We writer-type folks can then watch a list of bugs with that keyword and easily know when stuff happens that we need to pay attention to.

This could be a huge help in avoiding “what, you needed that documented?” problems that come up at the last minute. So I’d like to urge everyone that uses Bugzilla to make use of this keyword so we can continue to make progress toward getting our documentation whipped into shape.

So… now what?

Monday, October 9th, 2006

So the North Koreans tested a nuke. What do we do now? I certainly don’t like the idea of a country run by a loon like Kim Jong-Il having nuclear weapons. In my ideal world, we’d test one of our own in their country. Maybe two or three. You know, until they learn that nuclear weapons aren’t very nice at all.

Of course, in an ideal world, nobody would have them — or, more to the point, feel the need to have them.

In reality, I don’t know what to do, although something has to be done. The problem is that once a country has them, the options of ways to take care of the problem get pretty slim.

What a mess.

Gas problem

Friday, October 6th, 2006

For over a year, there’s been this occasional scent of natural gas outside our house. At first it was only very rarely, and not very strong, but it’s gradually gotten worse. When we first noticed it, the gas company (Atmos) sent someone out who said it was a trace of unburned gas in our furnace exhaust, so we replaced the furnace and the problem seemed to go away. For a while.

When it came back, it rapidly got worse. Everyone on our street can smell it, and it’s almost always there, unless there’s a brisk wind. People have been calling the gas company to complain, some of them repeatedly.

A couple of months ago, they finally came out and found a leak in an underground pipeline, and they marked the street to indicate where the leak is. Then they said, “This one isn’t too bad. We have lots of them worse than this. We should have it taken care of in a year or so.”

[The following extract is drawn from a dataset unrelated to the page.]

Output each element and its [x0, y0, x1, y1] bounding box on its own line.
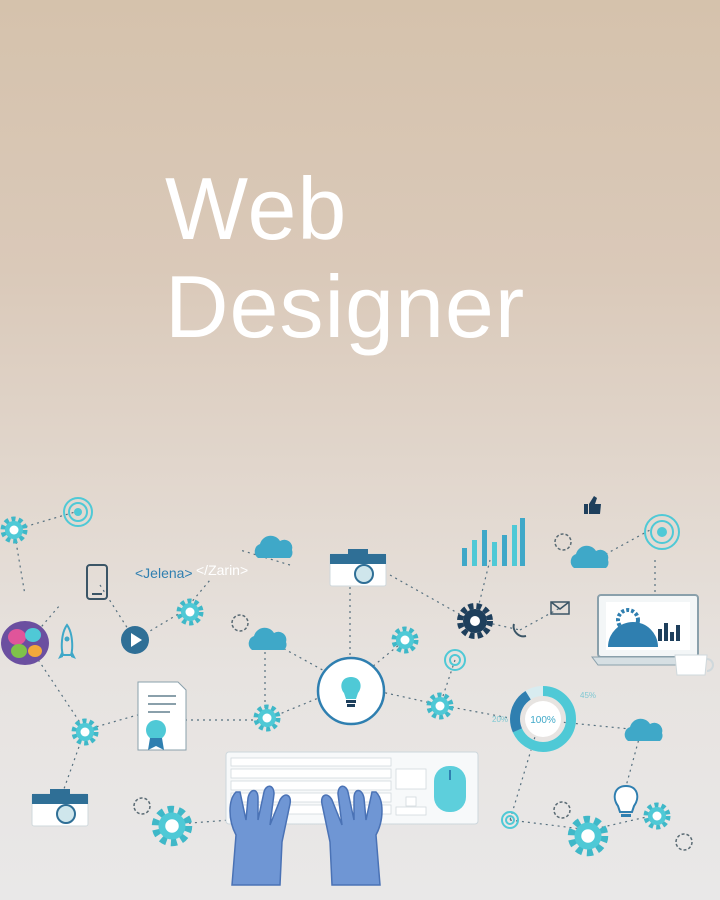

Are you freaking kidding me? It’s a gas leak, you morons!

The fellow across the street (in whose yard this leak apparently is) called the fire department, which came out earlier this week, and they said that a year is totally in violation of the law, and that Atmos has 30 days to fix it or face fines.

The problem is that it is in fact true that there are lots of leaks around town, over a dozen of which are apparently worse than ours, and odds are apparently against it getting fixed within that 30 day timeframe.

That makes me feel all warm and fuzzy, knowing that a company that pumps explosive gases through my neighborhood doesn’t have enough manpower to, you know, keep the stuff in the pipes where it belongs!

As time passes the problem seems to be growing worse; the smell gets stronger and stronger, and is detectable farther and farther away from the telltale yellow “X” painted on the curb across the street from my house.

I’m less than enthusiastic about raising my daughter in a place where natural gas leaks are apparently so commonplace that nobody bothers to do anything about them.

Now that’s a camera!

Friday, October 6th, 2006

The Mars Reconnaissance Orbiter took pictures of Victoria Crater — the home of the Opportunity rover, probably for the rest of its life — and the resolution is quite spectacular. You can see the rover’s tracks, and even the rover itself. And its shadow.

That’s pretty freaking cool! This stuff amazes me.